All the people the Post profiles are studies in contemporary manners and attitudes. But their political views are nearly always part of the picture. As Henry Allen wrote in one especially fine and funny essay, politics has ceased to mean fat guys smoking cigars in the back room: today, everything is political--what you wear, what you eat, even how you make love. Politics has become inseparable from style, fashion, entertainment, etiquette, and general self-presentation.
"Any man of education would rather be called a scoundrel than accused of deficiency in the graces," said Dr. Johnson. Hence the Style section, as true a part of the Ben Bradlee legacy as the famous victory of Watergate.
A successful newspaper should delight and instruct. But until Bradlee, who launched the section in the late Sixties, a "serious" paper was supposed to stick to instructing, and leave delight to the tabloids.
The forbidding exemplars of serious journalism in those days--the New York Times, the Wall Street Journal, the Christian Science Monitor--didn't carry features like comics, horoscopes, gossip columns. If they found it necessary to refer to popular culture, they'd make a point of explaining who "Mr. Presley" was, on the flattering presumption that he was beneath the notice of the Times reader, who might not even own a TV. (Conversely, you might feel slightly sheepish if you did know. If you happened to be dining with a Times editor, you'd be careful not to refer familiarly to "Elvis.")

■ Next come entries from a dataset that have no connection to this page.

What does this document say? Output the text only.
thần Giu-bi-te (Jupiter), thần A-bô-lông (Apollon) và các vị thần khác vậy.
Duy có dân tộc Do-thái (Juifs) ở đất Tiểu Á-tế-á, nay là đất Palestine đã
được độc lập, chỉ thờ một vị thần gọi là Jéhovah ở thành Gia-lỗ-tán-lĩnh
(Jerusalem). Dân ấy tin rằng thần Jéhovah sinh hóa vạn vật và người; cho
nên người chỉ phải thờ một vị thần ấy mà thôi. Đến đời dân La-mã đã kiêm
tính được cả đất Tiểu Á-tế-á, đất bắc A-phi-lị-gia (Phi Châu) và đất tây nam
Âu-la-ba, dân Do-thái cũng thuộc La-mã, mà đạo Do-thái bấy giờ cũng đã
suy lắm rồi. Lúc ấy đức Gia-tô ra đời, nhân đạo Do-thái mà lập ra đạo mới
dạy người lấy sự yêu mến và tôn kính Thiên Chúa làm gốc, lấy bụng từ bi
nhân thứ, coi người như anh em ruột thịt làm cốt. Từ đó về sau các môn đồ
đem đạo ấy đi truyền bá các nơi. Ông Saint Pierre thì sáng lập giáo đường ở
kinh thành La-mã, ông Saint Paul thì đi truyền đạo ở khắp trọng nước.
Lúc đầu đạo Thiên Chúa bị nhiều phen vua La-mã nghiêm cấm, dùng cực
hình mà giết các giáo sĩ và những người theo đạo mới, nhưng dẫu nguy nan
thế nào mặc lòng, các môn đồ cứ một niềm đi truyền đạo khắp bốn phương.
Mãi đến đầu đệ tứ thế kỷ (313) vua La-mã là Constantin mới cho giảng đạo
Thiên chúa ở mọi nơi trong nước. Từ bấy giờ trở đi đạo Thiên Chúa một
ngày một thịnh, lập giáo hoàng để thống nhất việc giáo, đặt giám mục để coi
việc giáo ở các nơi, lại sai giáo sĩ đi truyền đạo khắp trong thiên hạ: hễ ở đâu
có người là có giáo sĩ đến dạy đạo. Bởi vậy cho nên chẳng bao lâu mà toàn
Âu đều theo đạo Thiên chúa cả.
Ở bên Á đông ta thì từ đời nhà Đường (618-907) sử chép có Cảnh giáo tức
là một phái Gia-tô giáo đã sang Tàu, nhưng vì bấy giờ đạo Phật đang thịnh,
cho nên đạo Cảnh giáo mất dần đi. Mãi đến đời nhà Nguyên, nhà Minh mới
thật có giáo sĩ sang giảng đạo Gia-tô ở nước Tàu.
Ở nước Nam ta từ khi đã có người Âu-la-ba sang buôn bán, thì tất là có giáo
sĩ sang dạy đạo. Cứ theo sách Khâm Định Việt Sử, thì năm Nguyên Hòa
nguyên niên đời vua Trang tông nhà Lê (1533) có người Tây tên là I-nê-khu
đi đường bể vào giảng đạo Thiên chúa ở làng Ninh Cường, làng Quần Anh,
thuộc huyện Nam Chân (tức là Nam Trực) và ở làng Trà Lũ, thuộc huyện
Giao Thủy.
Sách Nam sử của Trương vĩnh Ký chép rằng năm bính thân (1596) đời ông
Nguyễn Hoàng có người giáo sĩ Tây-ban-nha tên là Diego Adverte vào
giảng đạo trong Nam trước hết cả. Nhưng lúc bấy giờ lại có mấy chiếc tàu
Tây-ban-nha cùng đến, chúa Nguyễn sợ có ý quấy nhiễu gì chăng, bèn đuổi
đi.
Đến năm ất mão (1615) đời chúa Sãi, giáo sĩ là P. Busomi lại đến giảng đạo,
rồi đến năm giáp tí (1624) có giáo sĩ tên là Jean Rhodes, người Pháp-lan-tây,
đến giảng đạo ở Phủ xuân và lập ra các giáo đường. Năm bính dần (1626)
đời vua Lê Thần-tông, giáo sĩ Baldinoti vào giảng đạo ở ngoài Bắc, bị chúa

A chief source of the pleasure of the Style section is its tone of intimacy with its readers, of Baby Boomer Gemeinschaft. The assumed "we" of its writers is a generation united by a rock-and-Hollywood, Vietnam-and-Watergate patrimony. It is taken for granted that "we" have all been to college and are liberals--probably liberals who work in government.
You'd have expected the Style section to originate in New York City, not Washington. But the many New York papers (now down to four) had traditionally divided the labor of reportage. The Times was the "official" paper, while rags like the Post and the Daily News catered to disreputable interests the lofty Times wouldn't even acknowledge, and in a slangy tone the Times avoided like the plague (the News headlined an account of a rape by an escapee from an insane asylum "Nut Screws and Bolts").
Now, though, the Times is trying to catch up with the Washington Post in sassy New Journalism. Not only has it added its own Style section (billed as "Styles of the Times"), but even its front page has begun to feature once-unthinkable "soft" stories, such as Maureen Dowd's brilliantly catty rundown of Kitty Kelley's Nancy Reagan bio two years ago. But the Times has not yet got the knack, which the Post's Style section has brought to perfection, of maintaining a tone of cheery irony about everything.
Well, almost everything. You can't be ironic, or even less than reverential, about abortion. When the city was invaded by Hollywood actresses for an abortion-rights march in 2989, the Style section interviewed them about their own abortions. The tone was one of moral envy. You got the impression that anyone who carried a child to term was missing one of life's central experiences. It goes without saying that no pro-lifer could qualify for Style-section empathy.
Hillary Clinton is a more surprising object of reverence. She is, after all, a politician as much as a politician's wife, and thus a proper recipient of the Style section's ironic condescension. But a May profile by Martha Sherrill went ga-ga over the First Lady's "politics of meaning" speech, quoting with primitive awe such deep thoughts as "It's not going to be easy redefining who we are as human beings in this postmodern age." The piece was packed with such grad-school words as metaphysical, evolution, transcendental, dichotomy, dialectic, and of course meaningful.